Weil der Volkshochschulverband Baden-Württemberg von allen VHS-Standorten eine aufwendige Zertifizierung verlangt, wird in Baltmannsweiler nun darüber nachgedacht, wie die örtliche Bildungseinrichtung gerettet werden kann.

Für Petra Erlewein dreht sich gerade alles um die Zukunft der Volkshochschule (VHS) Baltmannsweiler. Diese ist derzeit nämlich alles andere als gesichert. Grund dafür ist der sogenannte Entwicklungsplan zur Steigerung der Zukunftsfähigkeit der baden-württembergischen Volkshochschulen, den der Volkshochschulverband Baden-Württemberg beschlossen hat.

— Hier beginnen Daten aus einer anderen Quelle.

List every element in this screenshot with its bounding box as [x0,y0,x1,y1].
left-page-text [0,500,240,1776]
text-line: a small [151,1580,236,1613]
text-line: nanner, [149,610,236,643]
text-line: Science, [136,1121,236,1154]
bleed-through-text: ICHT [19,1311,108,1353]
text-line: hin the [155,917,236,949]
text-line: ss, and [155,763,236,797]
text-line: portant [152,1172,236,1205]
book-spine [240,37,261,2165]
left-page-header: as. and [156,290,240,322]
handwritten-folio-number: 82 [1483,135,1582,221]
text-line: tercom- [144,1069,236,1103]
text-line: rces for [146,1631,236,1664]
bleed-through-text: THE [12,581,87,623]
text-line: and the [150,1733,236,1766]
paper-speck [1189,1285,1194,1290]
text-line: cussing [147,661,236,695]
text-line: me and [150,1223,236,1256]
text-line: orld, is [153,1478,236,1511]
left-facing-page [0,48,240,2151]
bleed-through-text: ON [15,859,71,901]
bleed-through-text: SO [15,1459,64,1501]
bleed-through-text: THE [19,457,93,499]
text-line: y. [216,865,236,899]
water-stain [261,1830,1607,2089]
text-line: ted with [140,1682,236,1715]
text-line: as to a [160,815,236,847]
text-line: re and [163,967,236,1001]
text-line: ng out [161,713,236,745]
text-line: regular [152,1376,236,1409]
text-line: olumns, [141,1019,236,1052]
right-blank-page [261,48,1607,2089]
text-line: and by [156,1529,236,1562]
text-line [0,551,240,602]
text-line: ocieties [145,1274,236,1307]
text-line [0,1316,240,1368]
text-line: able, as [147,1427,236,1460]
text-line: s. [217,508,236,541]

Bis spätestens Ende April 2022 sollen alle Volkshochschulen im Land durch ein Zertifikat als qualitätsgesichert ausgewiesen sein. Derzeit liegt die Quote laut Angaben des Dachverbandes bei knapp 80 Prozent. Gerade für kleine Standorte wirft das Probleme auf. Für die VHS Baltmannsweiler gibt es mehrere Möglichkeiten, weiterhin zu bestehen. Zum einen kann sie versuchen, ein Zertifikat zu erlangen und ihre Arbeitsweise auf die neuen Gegebenheiten einzustellen. Eine andere Variante wäre, dass die VHS erneut als Außenstelle in die VHS Esslingen aufgenommen wird – 2006 hatte sich die VHS Baltmannsweiler selbstständig gemacht. Als eine weitere Möglichkeit wäre es grundsätzlich denkbar, dass sich Baltmannsweiler vom VHS-Dachverband trennt und fortan unter einem neuen Namen Bildung vor Ort anbietet.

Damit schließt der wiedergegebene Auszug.